El ascensor subió; Mattie desapareció bajo tierra. En la planta octava, la puerta se abrió y detrás estaba ella, esperándolo, la eterna treintañera con unos vaqueros lavados a la piedra y una de las camisas de seda de Tiger arremangada hasta los codos, luciendo una maraña de finas pulseras de oro en cada muñeca. Dio un paso al frente y estrechó a Oliver contra sí de cuerpo entero, que era como saludaba a todos sus hombres, pecho con pecho y pelvis con pelvis, con la salvedad de que en ese caso, dada la estatura de Oliver, las partes no coincidían como estaba previsto. Tenía la larga melena recién cepillada y le olía a baño.

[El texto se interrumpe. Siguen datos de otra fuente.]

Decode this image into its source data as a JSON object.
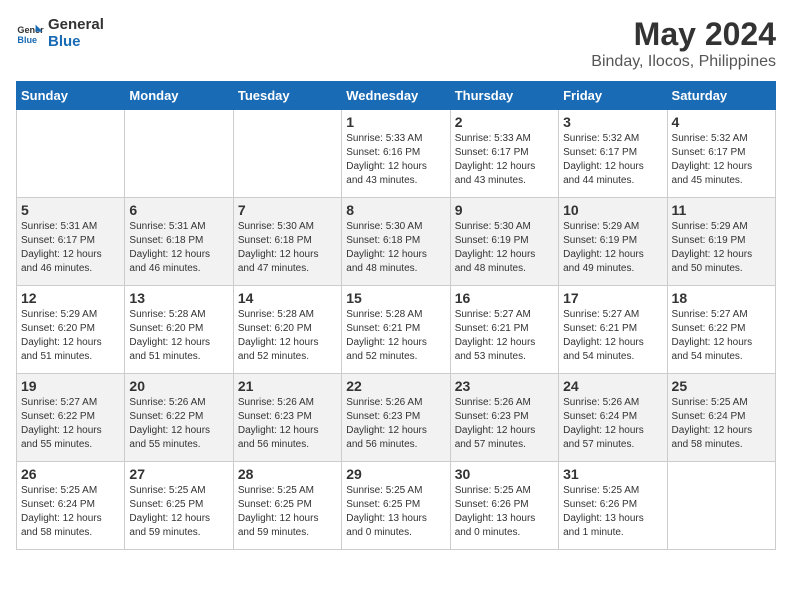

– Oliver. ¿No es espantoso? ¿Lo del pobre Alfie?… ¿Todo? ¿Adónde ha ido Tiger?

– Dímelo tú, Kat.

– Por Dios, ¿dónde te habías metido? Pensaba que Tiger había ido a buscarte o algo así. -Apartó de sí a Oliver, pero sólo la distancia necesaria para examinarlo más detenidamente. Empiezan a formarse grietas en los puntos de tensión, advirtió Oliver. La misma sonrisa picaruela, pero mantenida con mayor esfuerzo. La mirada tan calculadora como siempre, la voz igual de quebradiza-. ¿Has adquirido responsabilidades, querido? -preguntó una vez concluido el escrutinio.

– En realidad no. No, creo que no -respondió Oliver con una sonrisa estúpida.

– Has adquirido
algo,
pues. Me gustaría que así fuese. Siempre lo he dicho, ¿no?

Oliver la siguió a la sala de estar. Un estudio en busca de artista, recordó. Estatuillas de ídolos, arte de aeropuerto,
kilims
de Kensington. Propiedad de una fundación con sede en Liechtenstein. Yo redacté el contrato, Winser lo revisó, Kat era la propietaria de la fundación, en fin, lo de siempre.

– ¿Qué tal un poco de alcohol, querido?

– No me vendría mal.

– A mí tampoco.

El mueble bar era un frigorífico disfrazado de arcón español. Sacó una jarra de plata labrada que contenía martini seco, llenó una copa larga de cristal esmerilado casi hasta el borde y otra sólo hasta la mitad. Brazos bronceados, porque Kat va de vacaciones a Nassau en febrero. Manos de pulso firme.